Consider the parabola $y=x^2$ and a circle which is tangent to the parabola at the points $(1,1)$ and $(-1,1)$.Find the radius of circle.
My try:I write the general equation of circle
$(x-h)^2+(y-k)^2=r^2$
and substitute the points $(1,1)$ and $(-1,1)$ in the equation of circle,i find $h=0$.
Now further what i should do to find r?
On
Substitute $(1,1),(-1,1)$ in $(x-h)^2+(y-k)^2=r^2$
you will get
$h^2+k^2-2h-2k+2=r^2$ and $h^2+k^2+2h-2k+2=r^2$
From here you get $h=0$, substitute this in one of the above to obtain
$k^2-2k+2=r^2$
$m_1$=slope of tangent line at $(1,1)=2$ (here use the $y=x^2$)
Where $m_2$=the slope of radial line at $(1,1)= 1-k$ (here use the equation of circle)

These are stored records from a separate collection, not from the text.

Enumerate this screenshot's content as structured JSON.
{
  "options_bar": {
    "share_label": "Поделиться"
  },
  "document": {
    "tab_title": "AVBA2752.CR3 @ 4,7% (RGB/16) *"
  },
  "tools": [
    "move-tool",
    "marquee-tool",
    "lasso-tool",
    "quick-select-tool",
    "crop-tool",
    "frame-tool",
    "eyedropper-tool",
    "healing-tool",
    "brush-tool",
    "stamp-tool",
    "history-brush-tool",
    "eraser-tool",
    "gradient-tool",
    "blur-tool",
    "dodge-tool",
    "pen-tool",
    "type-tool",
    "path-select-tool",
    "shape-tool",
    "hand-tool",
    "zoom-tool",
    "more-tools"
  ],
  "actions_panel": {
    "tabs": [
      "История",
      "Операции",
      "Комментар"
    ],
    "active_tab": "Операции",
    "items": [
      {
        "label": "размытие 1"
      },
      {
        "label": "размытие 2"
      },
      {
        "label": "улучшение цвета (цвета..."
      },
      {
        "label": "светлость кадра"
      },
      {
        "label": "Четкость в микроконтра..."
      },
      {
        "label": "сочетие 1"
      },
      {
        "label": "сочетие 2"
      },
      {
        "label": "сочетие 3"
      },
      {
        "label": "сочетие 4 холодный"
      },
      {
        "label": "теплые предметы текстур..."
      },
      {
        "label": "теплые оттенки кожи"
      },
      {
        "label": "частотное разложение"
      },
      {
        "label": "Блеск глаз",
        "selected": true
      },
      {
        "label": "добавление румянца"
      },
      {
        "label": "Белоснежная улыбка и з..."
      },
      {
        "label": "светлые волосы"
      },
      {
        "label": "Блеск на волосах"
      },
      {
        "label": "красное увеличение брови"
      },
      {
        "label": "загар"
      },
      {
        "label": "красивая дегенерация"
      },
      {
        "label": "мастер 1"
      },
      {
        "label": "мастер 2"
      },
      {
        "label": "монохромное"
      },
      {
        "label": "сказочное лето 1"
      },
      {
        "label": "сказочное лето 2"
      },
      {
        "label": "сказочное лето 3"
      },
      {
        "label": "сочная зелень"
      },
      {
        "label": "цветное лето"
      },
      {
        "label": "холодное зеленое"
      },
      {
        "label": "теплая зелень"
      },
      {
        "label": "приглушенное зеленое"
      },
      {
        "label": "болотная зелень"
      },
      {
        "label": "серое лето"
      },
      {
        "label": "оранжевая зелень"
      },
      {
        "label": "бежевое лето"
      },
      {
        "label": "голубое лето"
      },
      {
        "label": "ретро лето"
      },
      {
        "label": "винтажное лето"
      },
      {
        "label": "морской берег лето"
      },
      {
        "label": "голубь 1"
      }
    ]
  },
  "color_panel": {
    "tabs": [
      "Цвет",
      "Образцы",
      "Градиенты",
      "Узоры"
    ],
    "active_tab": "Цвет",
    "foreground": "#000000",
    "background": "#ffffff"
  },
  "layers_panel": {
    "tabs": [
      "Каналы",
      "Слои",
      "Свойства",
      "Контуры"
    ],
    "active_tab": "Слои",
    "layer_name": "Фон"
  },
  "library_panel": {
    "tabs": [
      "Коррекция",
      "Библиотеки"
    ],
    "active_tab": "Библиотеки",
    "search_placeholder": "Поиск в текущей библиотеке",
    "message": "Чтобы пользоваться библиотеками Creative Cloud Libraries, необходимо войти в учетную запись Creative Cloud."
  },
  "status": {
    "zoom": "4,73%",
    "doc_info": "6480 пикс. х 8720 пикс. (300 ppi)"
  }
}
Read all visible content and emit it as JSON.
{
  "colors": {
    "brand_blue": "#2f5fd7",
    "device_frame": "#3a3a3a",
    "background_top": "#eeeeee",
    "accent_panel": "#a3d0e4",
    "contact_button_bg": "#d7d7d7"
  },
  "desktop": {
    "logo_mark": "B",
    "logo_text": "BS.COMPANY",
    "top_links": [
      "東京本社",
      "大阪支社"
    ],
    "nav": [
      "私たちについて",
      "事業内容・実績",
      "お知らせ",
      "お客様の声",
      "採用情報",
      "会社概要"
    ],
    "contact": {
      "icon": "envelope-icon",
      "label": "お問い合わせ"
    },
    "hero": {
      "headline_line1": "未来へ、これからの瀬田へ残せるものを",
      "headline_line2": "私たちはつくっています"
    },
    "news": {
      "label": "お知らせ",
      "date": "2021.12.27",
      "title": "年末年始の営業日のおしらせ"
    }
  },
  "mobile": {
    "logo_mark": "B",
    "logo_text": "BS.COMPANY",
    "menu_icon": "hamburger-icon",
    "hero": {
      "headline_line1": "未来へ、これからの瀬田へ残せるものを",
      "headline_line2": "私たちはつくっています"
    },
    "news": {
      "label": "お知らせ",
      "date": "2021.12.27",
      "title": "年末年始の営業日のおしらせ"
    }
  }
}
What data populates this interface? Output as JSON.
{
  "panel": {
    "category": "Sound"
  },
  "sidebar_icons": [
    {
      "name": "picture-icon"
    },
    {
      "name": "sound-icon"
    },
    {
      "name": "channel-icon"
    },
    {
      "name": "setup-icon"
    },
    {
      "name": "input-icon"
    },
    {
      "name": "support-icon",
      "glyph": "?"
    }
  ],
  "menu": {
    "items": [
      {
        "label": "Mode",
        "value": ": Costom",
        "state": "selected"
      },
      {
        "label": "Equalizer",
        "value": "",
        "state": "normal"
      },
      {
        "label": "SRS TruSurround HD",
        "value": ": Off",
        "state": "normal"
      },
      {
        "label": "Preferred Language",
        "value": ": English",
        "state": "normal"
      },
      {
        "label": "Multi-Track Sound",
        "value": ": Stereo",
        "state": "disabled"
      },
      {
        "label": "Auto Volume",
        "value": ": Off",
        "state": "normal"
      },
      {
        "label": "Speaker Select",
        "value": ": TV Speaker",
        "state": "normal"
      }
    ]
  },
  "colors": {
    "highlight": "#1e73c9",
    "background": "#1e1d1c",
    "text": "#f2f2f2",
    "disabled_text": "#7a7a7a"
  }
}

since $m_1m_2=-1$, so we have $k=\frac{3}{2}$
Substitute $k=\frac{3}{2}$ in
$$k^2-2k+2=r^2$$
Finally you will get the answer $r=\frac{\sqrt{5}}{2}$
The tangent line to the parabola at $(1,1)$ has slope $2$. This is also the tangent line to the circle, so the radius from the center to $(1,1)$, which is perpendicular to the tangent line, has slope $-1/2$. This line intersects the $y$-axis at $(0,3/2)$, so this is your center. To find the radius just take the distance to $(1,1)$.